O jovem tem, por si só, uma ampla capacidade inovativa e é um ser sonhador. Trazê-lo como parte essencial para a construção de soluções de inclusão produtiva – que serão ofertadas para eles mesmos – não é só um caminho desejável, mas imprescindível. É importante que tenham voz ativa no processo de reverter os desafios de geração de emprego e renda dignos para essa parcela da população.
Ao pensarmos nas juventudes rurais, isso se faz ainda mais urgente e necessário. São jovens que estão, hoje, habitando regiões com potenciais relevantes de desenvolvimento de atividades econômicas do futuro, como nas áreas verde e digital, mas que muitas vezes recorrem aos centros urbanos por falta de perspectivas em seus territórios de origem.
São jovens que demandam alternativas produtivas para que a terra não seja apenas uma área de produção agrícola, mas sim um espaço para a trajetória profissional, de oferta de oportunidades e de qualidade de vida.

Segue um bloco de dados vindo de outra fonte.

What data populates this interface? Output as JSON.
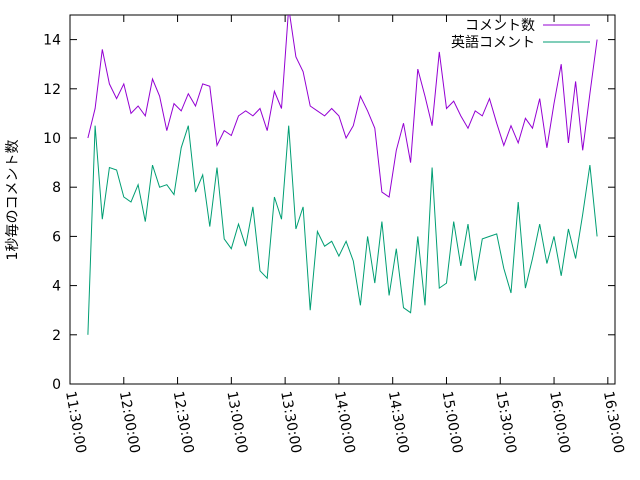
{
  "chart_data": {
    "type": "line",
    "ylabel": "1秒毎のコメント数",
    "x": [
      "11:40:00",
      "11:44:00",
      "11:48:00",
      "11:52:00",
      "11:56:00",
      "12:00:00",
      "12:04:00",
      "12:08:00",
      "12:12:00",
      "12:16:00",
      "12:20:00",
      "12:24:00",
      "12:28:00",
      "12:32:00",
      "12:36:00",
      "12:40:00",
      "12:44:00",
      "12:48:00",
      "12:52:00",
      "12:56:00",
      "13:00:00",
      "13:04:00",
      "13:08:00",
      "13:12:00",
      "13:16:00",
      "13:20:00",
      "13:24:00",
      "13:28:00",
      "13:32:00",
      "13:36:00",
      "13:40:00",
      "13:44:00",
      "13:48:00",
      "13:52:00",
      "13:56:00",
      "14:00:00",
      "14:04:00",
      "14:08:00",
      "14:12:00",
      "14:16:00",
      "14:20:00",
      "14:24:00",
      "14:28:00",
      "14:32:00",
      "14:36:00",
      "14:40:00",
      "14:44:00",
      "14:48:00",
      "14:52:00",
      "14:56:00",
      "15:00:00",
      "15:04:00",
      "15:08:00",
      "15:12:00",
      "15:16:00",
      "15:20:00",
      "15:24:00",
      "15:28:00",
      "15:32:00",
      "15:36:00",
      "15:40:00",
      "15:44:00",
      "15:48:00",
      "15:52:00",
      "15:56:00",
      "16:00:00",
      "16:04:00",
      "16:08:00",
      "16:12:00",
      "16:16:00",
      "16:20:00",
      "16:24:00"
    ],
    "series": [
      {
        "name": "コメント数",
        "color": "#9400d3",
        "values": [
          10,
          11.2,
          13.6,
          12.2,
          11.6,
          12.2,
          11.0,
          11.3,
          10.9,
          12.4,
          11.7,
          10.3,
          11.4,
          11.1,
          11.8,
          11.3,
          12.2,
          12.1,
          9.7,
          10.3,
          10.1,
          10.9,
          11.1,
          10.9,
          11.2,
          10.3,
          11.9,
          11.2,
          15.3,
          13.3,
          12.7,
          11.3,
          11.1,
          10.9,
          11.2,
          10.9,
          10.0,
          10.5,
          11.7,
          11.1,
          10.4,
          7.8,
          7.6,
          9.5,
          10.6,
          9.0,
          12.8,
          11.7,
          10.5,
          13.5,
          11.2,
          11.5,
          10.9,
          10.4,
          11.1,
          10.9,
          11.6,
          10.6,
          9.7,
          10.5,
          9.8,
          10.8,
          10.4,
          11.6,
          9.6,
          11.4,
          13.0,
          9.8,
          12.3,
          9.5,
          11.8,
          14.0
        ]
      },
      {
        "name": "英語コメント",
        "color": "#009e73",
        "values": [
          2.0,
          10.5,
          6.7,
          8.8,
          8.7,
          7.6,
          7.4,
          8.1,
          6.6,
          8.9,
          8.0,
          8.1,
          7.7,
          9.6,
          10.5,
          7.8,
          8.5,
          6.4,
          8.8,
          5.9,
          5.5,
          6.5,
          5.6,
          7.2,
          4.6,
          4.3,
          7.6,
          6.7,
          10.5,
          6.3,
          7.2,
          3.0,
          6.2,
          5.6,
          5.8,
          5.2,
          5.8,
          5.0,
          3.2,
          6.0,
          4.1,
          6.6,
          3.6,
          5.5,
          3.1,
          2.9,
          6.0,
          3.2,
          8.8,
          3.9,
          4.1,
          6.6,
          4.8,
          6.5,
          4.2,
          5.9,
          6.0,
          6.1,
          4.7,
          3.7,
          7.4,
          3.9,
          5.1,
          6.5,
          4.9,
          6.0,
          4.4,
          6.3,
          5.1,
          6.9,
          8.9,
          6.0
        ]
      }
    ],
    "xlim": [
      "11:30:00",
      "16:34:00"
    ],
    "xticks": [
      "11:30:00",
      "12:00:00",
      "12:30:00",
      "13:00:00",
      "13:30:00",
      "14:00:00",
      "14:30:00",
      "15:00:00",
      "15:30:00",
      "16:00:00",
      "16:30:00"
    ],
    "ylim": [
      0,
      15
    ],
    "yticks": [
      0,
      2,
      4,
      6,
      8,
      10,
      12,
      14
    ],
    "grid": false,
    "legend": "top-right"
  }
}
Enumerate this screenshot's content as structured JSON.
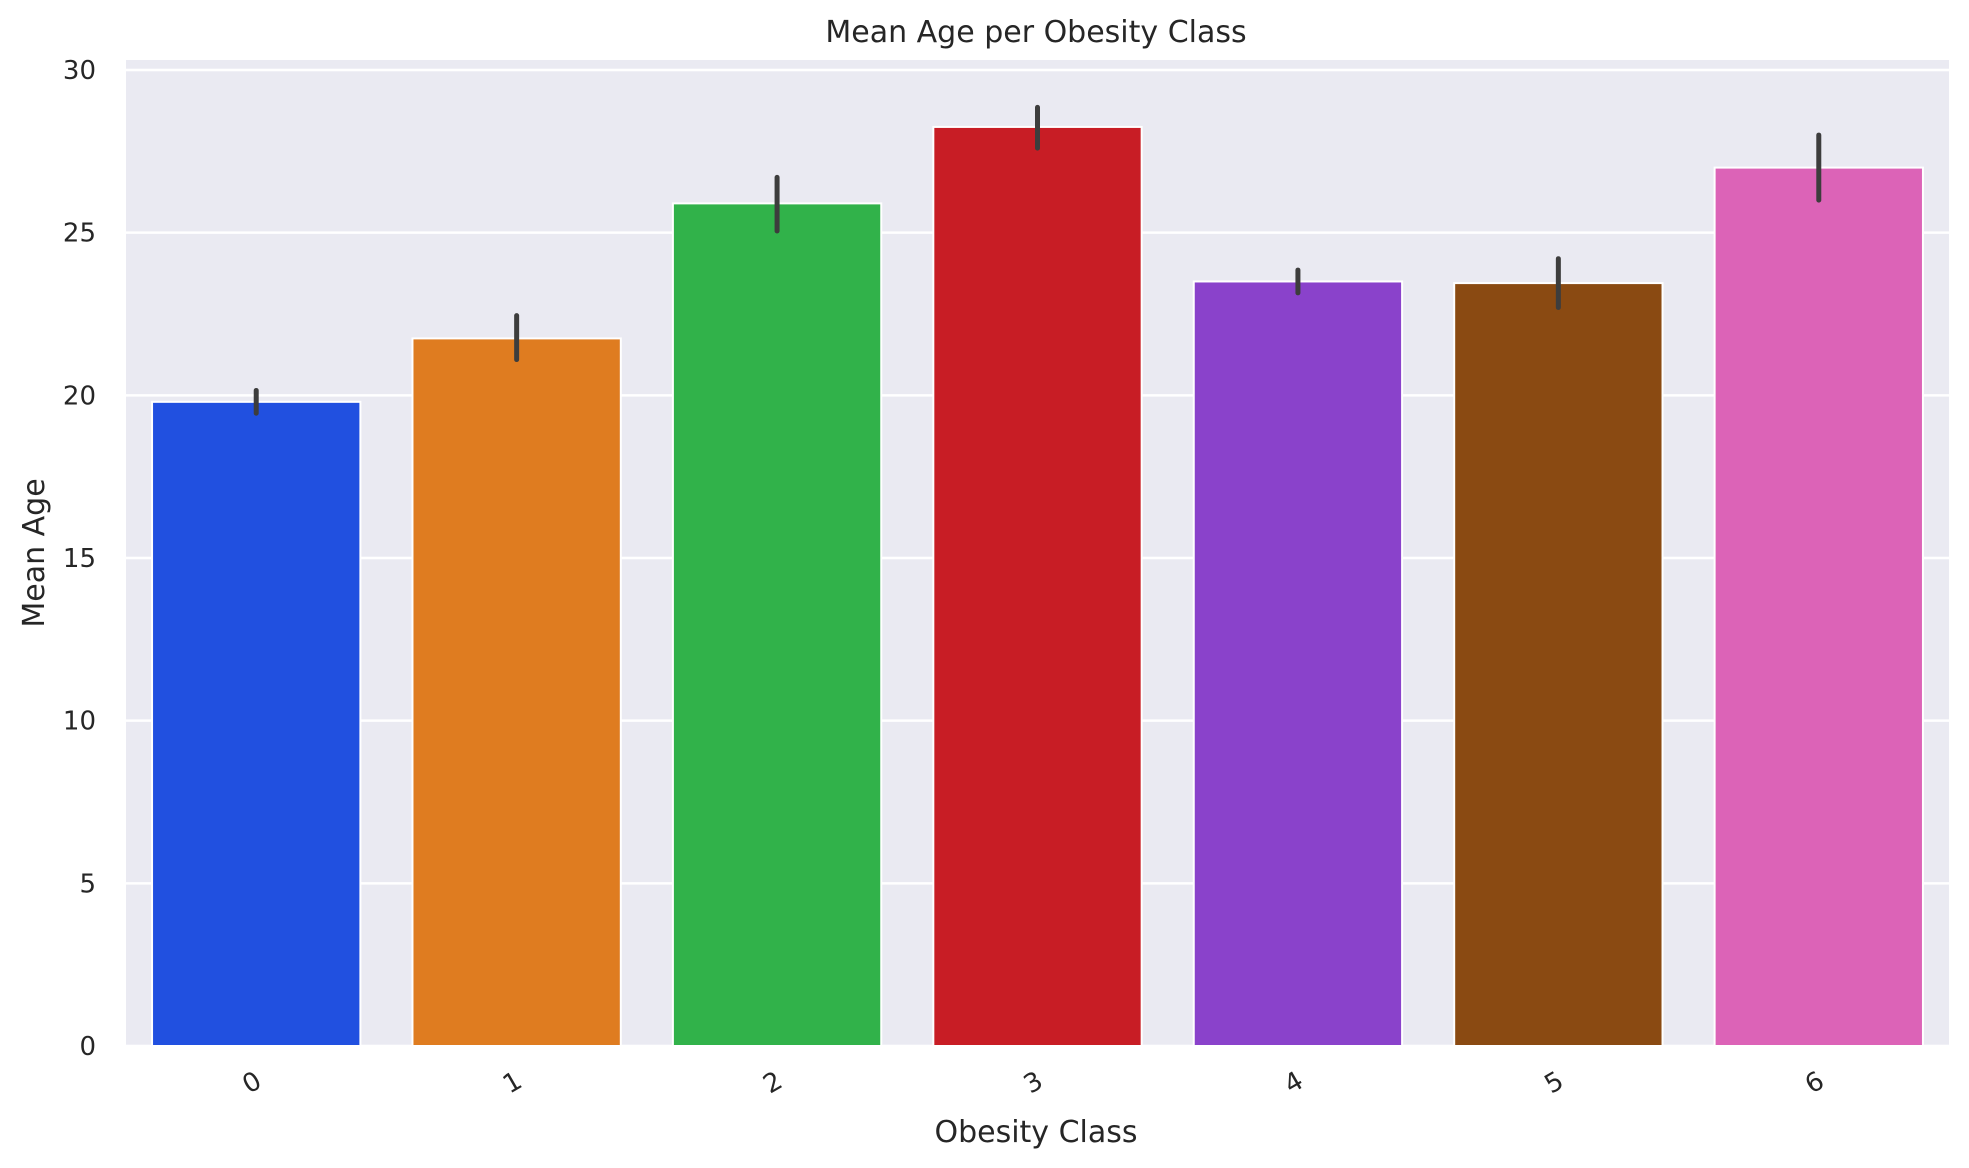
{
  "chart_data": {
    "type": "bar",
    "title": "Mean Age per Obesity Class",
    "xlabel": "Obesity Class",
    "ylabel": "Mean Age",
    "categories": [
      "0",
      "1",
      "2",
      "3",
      "4",
      "5",
      "6"
    ],
    "values": [
      19.8,
      21.75,
      25.9,
      28.25,
      23.5,
      23.45,
      27.0
    ],
    "error_low": [
      19.45,
      21.1,
      25.05,
      27.6,
      23.15,
      22.7,
      26.0
    ],
    "error_high": [
      20.15,
      22.45,
      26.7,
      28.85,
      23.85,
      24.2,
      28.0
    ],
    "colors": [
      "#2150e0",
      "#df7c20",
      "#31b24a",
      "#c81d25",
      "#8a42cb",
      "#8a4a12",
      "#dc63b7"
    ],
    "ylim": [
      0,
      30
    ],
    "yticks": [
      0,
      5,
      10,
      15,
      20,
      25,
      30
    ],
    "grid": true,
    "background": "#eaeaf2",
    "gridline_color": "#ffffff",
    "errorbar_color": "#3d3d3d",
    "x_tick_rotation": "rotated"
  }
}
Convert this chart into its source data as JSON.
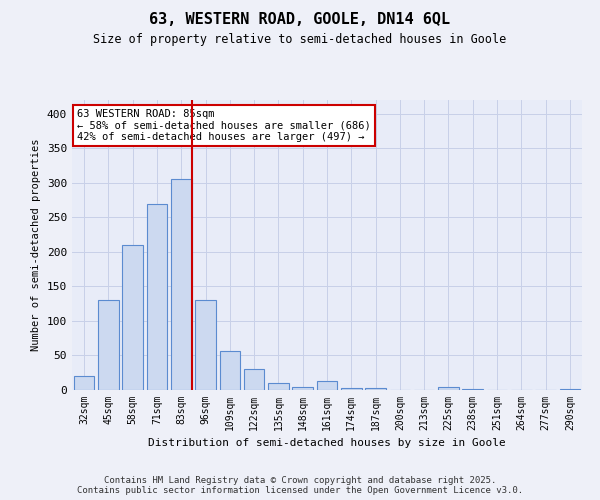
{
  "title1": "63, WESTERN ROAD, GOOLE, DN14 6QL",
  "title2": "Size of property relative to semi-detached houses in Goole",
  "xlabel": "Distribution of semi-detached houses by size in Goole",
  "ylabel": "Number of semi-detached properties",
  "categories": [
    "32sqm",
    "45sqm",
    "58sqm",
    "71sqm",
    "83sqm",
    "96sqm",
    "109sqm",
    "122sqm",
    "135sqm",
    "148sqm",
    "161sqm",
    "174sqm",
    "187sqm",
    "200sqm",
    "213sqm",
    "225sqm",
    "238sqm",
    "251sqm",
    "264sqm",
    "277sqm",
    "290sqm"
  ],
  "values": [
    20,
    130,
    210,
    270,
    305,
    130,
    57,
    30,
    10,
    4,
    13,
    3,
    3,
    0,
    0,
    4,
    2,
    0,
    0,
    0,
    2
  ],
  "bar_color": "#ccd9f0",
  "bar_edge_color": "#5b8bd0",
  "vline_index": 4,
  "vline_color": "#cc0000",
  "annotation_text": "63 WESTERN ROAD: 85sqm\n← 58% of semi-detached houses are smaller (686)\n42% of semi-detached houses are larger (497) →",
  "annotation_box_color": "#ffffff",
  "annotation_box_edge": "#cc0000",
  "ylim": [
    0,
    420
  ],
  "yticks": [
    0,
    50,
    100,
    150,
    200,
    250,
    300,
    350,
    400
  ],
  "grid_color": "#c8d0e8",
  "background_color": "#e8ecf8",
  "fig_background": "#eef0f8",
  "footer": "Contains HM Land Registry data © Crown copyright and database right 2025.\nContains public sector information licensed under the Open Government Licence v3.0."
}
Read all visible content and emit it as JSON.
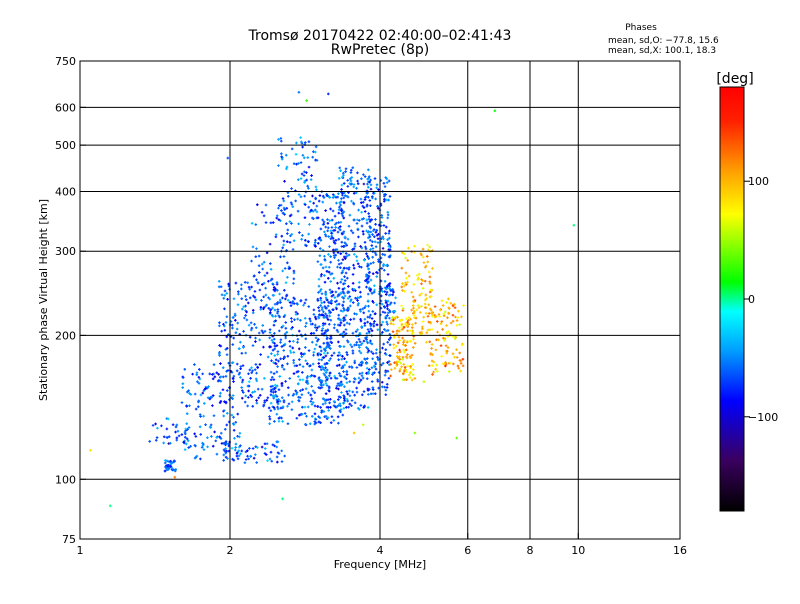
{
  "chart_data": {
    "type": "scatter",
    "title": "Tromsø 20170422 02:40:00–02:41:43",
    "subtitle": "RwPretec (8p)",
    "xlabel": "Frequency [MHz]",
    "ylabel": "Stationary phase Virtual Height [km]",
    "x_scale": "log",
    "y_scale": "log",
    "xlim": [
      1,
      16
    ],
    "ylim": [
      75,
      750
    ],
    "x_ticks": [
      1,
      2,
      4,
      6,
      8,
      10,
      16
    ],
    "x_tick_labels": [
      "1",
      "2",
      "4",
      "6",
      "8",
      "10",
      "16"
    ],
    "x_gridlines": [
      2,
      4,
      6,
      8,
      10
    ],
    "y_ticks": [
      75,
      100,
      200,
      300,
      400,
      500,
      600,
      750
    ],
    "y_tick_labels": [
      "75",
      "100",
      "200",
      "300",
      "400",
      "500",
      "600",
      "750"
    ],
    "y_gridlines": [
      100,
      200,
      300,
      400,
      500,
      600
    ],
    "grid": true,
    "phases": {
      "heading": "Phases",
      "line_o": "mean, sd,O: −77.8, 15.6",
      "line_x": "mean, sd,X: 100.1, 18.3"
    },
    "colorbar": {
      "label": "[deg]",
      "range": [
        -180,
        180
      ],
      "ticks": [
        100,
        0,
        -100
      ],
      "tick_labels": [
        "100",
        "0",
        "−100"
      ]
    },
    "series": [
      {
        "mode": "O",
        "phase_mean": -77.8,
        "phase_sd": 15.6,
        "clusters": [
          {
            "f": [
              1.48,
              1.56
            ],
            "h": [
              104,
              110
            ],
            "n": 35
          },
          {
            "f": [
              1.4,
              1.65
            ],
            "h": [
              118,
              135
            ],
            "n": 30
          },
          {
            "f": [
              1.6,
              2.1
            ],
            "h": [
              110,
              175
            ],
            "n": 150
          },
          {
            "f": [
              1.9,
              2.6
            ],
            "h": [
              108,
              120
            ],
            "n": 60
          },
          {
            "f": [
              1.9,
              2.5
            ],
            "h": [
              140,
              260
            ],
            "n": 230
          },
          {
            "f": [
              2.2,
              2.7
            ],
            "h": [
              230,
              380
            ],
            "n": 80
          },
          {
            "f": [
              2.5,
              3.0
            ],
            "h": [
              300,
              520
            ],
            "n": 120
          },
          {
            "f": [
              2.4,
              3.2
            ],
            "h": [
              130,
              240
            ],
            "n": 350
          },
          {
            "f": [
              3.0,
              3.4
            ],
            "h": [
              130,
              400
            ],
            "n": 320
          },
          {
            "f": [
              3.3,
              3.8
            ],
            "h": [
              140,
              450
            ],
            "n": 350
          },
          {
            "f": [
              3.75,
              4.2
            ],
            "h": [
              150,
              430
            ],
            "n": 300
          },
          {
            "f": [
              4.0,
              4.3
            ],
            "h": [
              200,
              260
            ],
            "n": 40
          }
        ]
      },
      {
        "mode": "X",
        "phase_mean": 100.1,
        "phase_sd": 18.3,
        "clusters": [
          {
            "f": [
              4.2,
              4.7
            ],
            "h": [
              160,
              220
            ],
            "n": 110
          },
          {
            "f": [
              4.4,
              5.1
            ],
            "h": [
              190,
              310
            ],
            "n": 120
          },
          {
            "f": [
              5.0,
              5.9
            ],
            "h": [
              165,
              240
            ],
            "n": 110
          }
        ]
      }
    ],
    "scattered_points": [
      {
        "f": 1.05,
        "h": 115,
        "phase": 90
      },
      {
        "f": 1.15,
        "h": 88,
        "phase": -10
      },
      {
        "f": 1.38,
        "h": 120,
        "phase": -80
      },
      {
        "f": 1.55,
        "h": 101,
        "phase": 120
      },
      {
        "f": 2.55,
        "h": 91,
        "phase": -10
      },
      {
        "f": 1.98,
        "h": 470,
        "phase": -80
      },
      {
        "f": 2.75,
        "h": 645,
        "phase": -70
      },
      {
        "f": 3.15,
        "h": 640,
        "phase": -90
      },
      {
        "f": 2.85,
        "h": 620,
        "phase": 20
      },
      {
        "f": 6.8,
        "h": 590,
        "phase": 0
      },
      {
        "f": 9.8,
        "h": 340,
        "phase": -10
      },
      {
        "f": 4.9,
        "h": 160,
        "phase": 60
      },
      {
        "f": 4.7,
        "h": 125,
        "phase": 40
      },
      {
        "f": 5.7,
        "h": 122,
        "phase": 30
      },
      {
        "f": 3.55,
        "h": 125,
        "phase": 100
      },
      {
        "f": 3.7,
        "h": 130,
        "phase": 60
      }
    ]
  }
}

O Brasil tem 7,8 milhões de jovens de 15 a 29 anos que residem na zona rural, segundo dados do Censo Demográfico de 2010. Eles são as maiores vítimas dos impactos das mudanças climáticas, encontram obstáculos no crédito para acesso à terra como proprietários ou arrendatários, têm pouca atenção para conseguirem empregos rurais não agrícolas.
Há uma escassez de programas de treinamento e infraestrutura para trabalho por conta própria, sem falar na falta de preparo em torno de temas atuais como a sustentabilidade e inclusão digital. Dados da Comissão Econômica para a América Latina (Cepal) mostram que a oferta de trabalho em áreas rurais é menos qualificada, fazendo com que o percentual de jovens que ocupam vagas de baixa produtividade seja de 57%, enquanto nos centros urbanos a taxa é de 18% para essa parcela da população.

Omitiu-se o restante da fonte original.